Her face is wrinkled and yellow, like old burnt paper; her eye became watery and bloodshot. She used her lipstick but it only made her look worse as her lips are too big on the emaciated bony face. Her hair is grey; she doesn’t even try to dye it anymore. She wears, in vain, a white turtleneck under the jacket to hide her neck grown flabby and over pigmented, though yet not as much as Cosima’s or Alison’s. Her jaw trembles a little, as well as her arms when she loosens her hold on the heavy clutch; her infamous smirk is unsteady and weak. Sarah wants to turn away and not to see it – ever; but she leans toward instead; her eyes are shut, lips are numb.
“Not anymore.”
Rachel watches her with that ironical surprise she’s mastered over the years – the one which makes Sarah feel uncomfortable and uncertain of what she’s just done. They stare at each other stubbornly, drops falling down their faces; Sarah regrets for Kira not being here once more – maybe she would come closer now, stand in front of Rachel and hug her or pet her or just say “we--”
“I--”
“Oh, please. It’s either too late or too early for that.”

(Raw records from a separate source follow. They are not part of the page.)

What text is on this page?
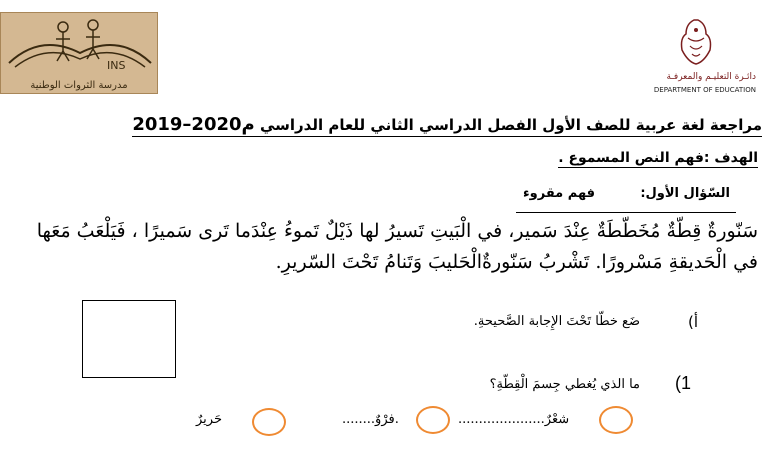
INS
مدرسة الثروات الوطنية
دائـرة التعليـم والمعرفـة
DEPARTMENT OF EDUCATION
مراجعة لغة عربية للصف الأول الفصل الدراسي الثاني للعام الدراسي 2019–2020م
الهدف :فهم النص المسموع .
السّؤال الأول:          فهم مقروء
سَنّورةٌ قِطّةٌ مُخَطّطَةٌ عِنْدَ سَمير، في الْبَيتِ تَسيرُ لها ذَيْلٌ تَموءُ عِنْدَما تَرى سَميرًا ، فَيَلْعَبُ مَعَها في الْحَديقةِ مَسْرورًا. تَشْربُ سَنّورةٌالْحَليبَ وَتَنامُ تَحْتَ السّريرِ.
أ)
ضَع خطّا تَحْتَ الإِجابة الصَّحيحةِ.
1)
ما الذي يُغطي جِسمَ الْقِطّةِ؟
شعْرٌ.....................
.فرْوٌ........
حَريرٌ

She sounds arrogant and mocking but with unmistakable bittersweet echo of pity; it’s reflected on her face, so she looks aside.
“All those moments will be lost in time like tears in the rain.”
Sarah stiffens, waiting for the continuation; Rachel looks so proud and satisfied with the words as if she’s made them up just now; but then snorts not even trying to hide a smile.
“Robo-clone, yeah.” Sarah puffs drops from her lips, though she never intended it to be a whisper. Rachel lifts her chin up.
“It’s been a cliché since the very beginning. There can’t be too much drama now.”
She draws her eyes over Sarah’s face, then over her shoulder; her voice becomes powerful, commanding and cold, just like that first time in her office.
“Try to save somebody you still can.”
Sarah hesitates; the rain’s growing stronger, with distant thunder over a church.
“And I shall visit father.”
Sarah hesitates, muses if she should bid her farewell somehow, but it’s too cold and wet now and Rachel’s expression implies she’s overstaying her welcome; so she just huffs and stands, turning toward the gates.
She feels something like phantom pain deep inside the strands of her DNA, walking forward numbly; deep inside her being. Delphine catches up with her on a small crossroad – no sunglasses, eyes are lowered, wet face is pale and slightly despondent behind the raised collar; she’s shivering.
“I think I have a blanket in the car.”
A particularly loud rumble of thunder catches them at the parking lot; Sarah freezes with her hand on the handle, ready to turn around; but Delphine’s plunges into the car, grinning sardonically, and she follows her a moment later.